U.S. Pat. No. 4,398,167 (Dickie et al) entitled "Limited Angle
Electric Rotary Actuator", relates to an electric rotary actuator for producing rotation through a limited angle. The rotor of this actuator is in the form of a cylindrical shell and includes several loop coils arranged in a cylindrical framework. The rotor lies in an annular flux gap defined by a stator magnet assembly and a flux return casing. Each pair of axially extending limbs of the adjacent loop coils lies opposite to and cooperates with a respective stator pole face.
The rotor for this actuator is made by pre-forming the coils and bonding them together at their edges with epoxy resin. The upper horizontal (non-active) limbs of this cylindrical coil structure are then bonded to the outer rim of a partial former. The former consists of an end cap, to which the coils are bonded, and a number of broad finger-like tabs, depending from the cap. These tabs locate exactly in the central apertures of the loop coils to provide additional support. However, they also increase the weight and moment of inertia of the rotor.
An alternative method of manufacture comprising injection moulding the former around the coil structure to encapsulate it is also briefly suggested. However, this has subsequently proved difficult to achieve in practice because of the somewhat complex shape of the partial former and also because of the difficulty of preventing damage to or disturbance of the termination wires of each coil under mould pressures and temperatures.
In U.S. Pat. No. 4,107,587 (Ban et al), entitled "Three phase DC motor having non-superimposed armature coils", there is shown one embodiment (FIGS. 9a and 9b) of such a motor having a rotor of somewhat similar structure to that of European application 31876-Al. Again several loop coils of rectangular plan but arcuate profile are arranged in a cylindrical manner as part of a cup-shaped armature or rotor.
However one difference between this rotor and that of U.S. Pat. No. 4,398,167 is that the coils are spaced slightly apart. A further major difference lies in the support structure for the coils, which are said to be "moulded with plastic into an armature". No details of the moulding process are given but the plastics material extends around the coil peripheries and also forms a disk shaped end cap for the armature.
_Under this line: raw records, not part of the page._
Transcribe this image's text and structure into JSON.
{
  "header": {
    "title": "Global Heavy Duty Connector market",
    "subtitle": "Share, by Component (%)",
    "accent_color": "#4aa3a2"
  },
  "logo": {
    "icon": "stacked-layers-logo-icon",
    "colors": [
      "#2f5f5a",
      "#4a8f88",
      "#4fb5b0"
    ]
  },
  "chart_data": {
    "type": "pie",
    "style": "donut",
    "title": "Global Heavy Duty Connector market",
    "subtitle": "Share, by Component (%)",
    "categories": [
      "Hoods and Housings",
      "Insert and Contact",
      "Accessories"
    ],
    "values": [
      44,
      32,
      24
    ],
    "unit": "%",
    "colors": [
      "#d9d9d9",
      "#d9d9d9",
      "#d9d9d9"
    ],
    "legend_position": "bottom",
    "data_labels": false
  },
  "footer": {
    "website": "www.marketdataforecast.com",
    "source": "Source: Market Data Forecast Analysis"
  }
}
The plastics material also fills the central apertures of the loop coils thereby increasing the armature inertia. The electrical termination of the loop coils of U.S. Pat. No. 4,107,587 is inconvenient in that one end is at the periphery of the coil and the other is within the central aperture. It is not clear how these coil ends would be protected from disturbance and damage if pressure moulding were employed.
Reference is also made to Japanese published patent application 57-75542(A) for "Coil assembly of rotary machine and manufacture thereof". In this application a plurality of flat rectangular coils with rectangular holes at the center and arc sections are arranged cylindrically avoiding their overlapping each other. To arrange the coils cylindrically, an auxiliary member is provided with struts around a ring and the rectangular holes are engaged with convex projections on the struts. The auxiliary member and the coils are next arranged in a metal mold filled with resin to produce a unified coil assembly. No mention appears to be made of the termination of the coils and the protection of the termination during the moulding process.
Reference is also made to Japanese published patent application 55-166448(A) for "Stator for flat type brushless motor". This shows the manufacture of a discoidal rotor by moulding a number of coplanar flat coils into a disk of resin. A moulded terminal lead-out portion is provided on the bottom of each coil, the actual wires being picked out through lead-out holes in the bottom of the mould.